Thursday, April 8, 2010

5 tantrum tactics

Some of you may be aware that we live with a diva. I’m not proud. I don’t know how two reasonably intelligent adults who both grew up in relatively normal households could breed a monster who looks remarkably like a cute, little five-year-old girl. But we have.

I justified it to myself by saying that many mothers of five-year-old girls have told me about their whining monsters. True. But if all of the other mothers jumped off a bridge… (Although, sometimes the diva makes me want to jump off a bridge.)

So we sought help. Professional help. I’m not ashamed. I’ll admit it. I don’t know if we were out of our depth or if we just needed someone to put it to us in straightforward terms. Regardless, we got advice. And one of the things we were instructed to do was to wait out a tantrum. Don’t get angry. Don’t threaten or cajole or plead. Simply ignore it.

Miss Diva tried many tactics to try and win over my attention with her negative behaviour. Here are five:

1. I’m hungry. “I’m hungry” quickly turned into “I’m starving” which soon was “I’m starving to death” and then “I’m going to die if I don’t get some food.” (This from the girl who turned her nose up at scrambled eggs a mere two minutes beforehand.) This tactic, by the way, came back at the end, (after “I wanna talk to Daddy” – see #5) with an “I’m starving like an animal who never, ever gets to eat” reprisal.

2. I need a tissue. Really, I thought “I have to go pee” would precede any other requests pertaining to bodily functions, the diva knowing how I usually jump at the mere mention of pee. What can I say? She surprised me. Or perhaps she was a little off her game this morning. You know, being on the verge of death due to starvation and all.

3. I need to throw this tissue in the garbage. Okay, I giggled a little at this one. Quietly, of course.

4. I need my teddy bear. Thirty seconds before this tactic she had started to quiet down to the point where I had my mouth open to tell her to come out (I was only waiting for ten seconds of silence) when the teddy bear whining started up. So close!

5. I wanna talk to Daddy. This one was my fault. At the thirty minute mark (Yes, I said thirty minutes. Of a tantrum.) I decided to give hubby a call. In a shift from the norm, it wasn’t to gripe however. It was just to give a cheerful update on the status of events, i.e. that the new sheriff was in town and she had started throwing people in the clink, uh, I mean, time out. Anyway, as soon as she heard the phone the “I wanna talk to Daddy” song started, complete with a chorus of “I wanna tell him all about how this happened.”

There were a couple more tactics. Worth mentioning are “I wanna go to my room,” and “I wanna go to school,” two places she normally is loathe to go. The whole thing lasted 55 minutes. Oh yes. Our little diva is nothing if not stubborn.

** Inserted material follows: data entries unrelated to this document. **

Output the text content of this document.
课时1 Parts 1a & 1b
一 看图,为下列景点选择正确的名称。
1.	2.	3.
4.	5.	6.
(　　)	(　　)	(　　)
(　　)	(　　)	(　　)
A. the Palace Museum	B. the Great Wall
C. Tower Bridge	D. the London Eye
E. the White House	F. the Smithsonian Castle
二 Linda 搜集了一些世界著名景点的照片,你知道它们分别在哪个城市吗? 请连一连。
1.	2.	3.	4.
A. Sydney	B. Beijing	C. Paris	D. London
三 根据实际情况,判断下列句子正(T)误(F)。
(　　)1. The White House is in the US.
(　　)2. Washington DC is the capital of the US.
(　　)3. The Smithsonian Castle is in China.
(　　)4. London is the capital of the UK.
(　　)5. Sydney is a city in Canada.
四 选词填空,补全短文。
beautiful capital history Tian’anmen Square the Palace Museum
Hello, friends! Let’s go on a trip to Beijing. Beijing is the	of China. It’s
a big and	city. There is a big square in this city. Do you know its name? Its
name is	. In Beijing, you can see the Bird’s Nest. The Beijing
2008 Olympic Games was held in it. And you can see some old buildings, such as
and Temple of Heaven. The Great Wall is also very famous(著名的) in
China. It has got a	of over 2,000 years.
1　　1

Hm. I wonder where she gets that from? Perhaps from her mother. Who lasted the 55 minutes. And did not give in. *Cue triumphant and thunderous applause*

Day one of the new sheriff in town: Mama 1. Diva 0.

Thursday, April 1, 2010

5 impossible kid questions

1. How high can you count? I have never been very good at math. If I had the time to sit around and just count, how high could I go? How many billions in a trillion? What comes after trillion? Is zillion a real number?

2. What’s this song all about, Mom?
(Max, asking about “Mr. Brightside” by the Killers).

Me: Well, it’s about a guy who likes a girl but she likes another guy.
Max: Why does she like another guy?
Me: I don’t know. She just does.
Max: Why doesn’t he find another girl to like?
Me: He just likes her. He doesn’t want to find another one.
Max: Why is he in a cage?
Me: Ummmmmm …

3. Why does the sun follow us everywhere we go? I tried the “it’s really big,” “it’s not really following us” stuff. At three years old, this explanation does not satisfy. It’s big, it’s yellow, I’m looking out the car window and I can see it following me. Everywhere. Why does it do that?

4. Is it tomorrow today? Who knew existentialism would be something that came up in conversation with a five year old? Try answering this: “No, it’s tomorrow tomorrow,” and you’ll get: “Then will it be tomorrow?” So you may say: “No, then tomorrow will be tomorrow,” and after fifteen minutes I’m fairly certain you can reach enlightenment in much the same way as is possible after pondering the Zen koan, “What is the sound of one hand clapping?”

5. What’s the opposite of peanut butter? Um, jam? No peanut butter? Bread?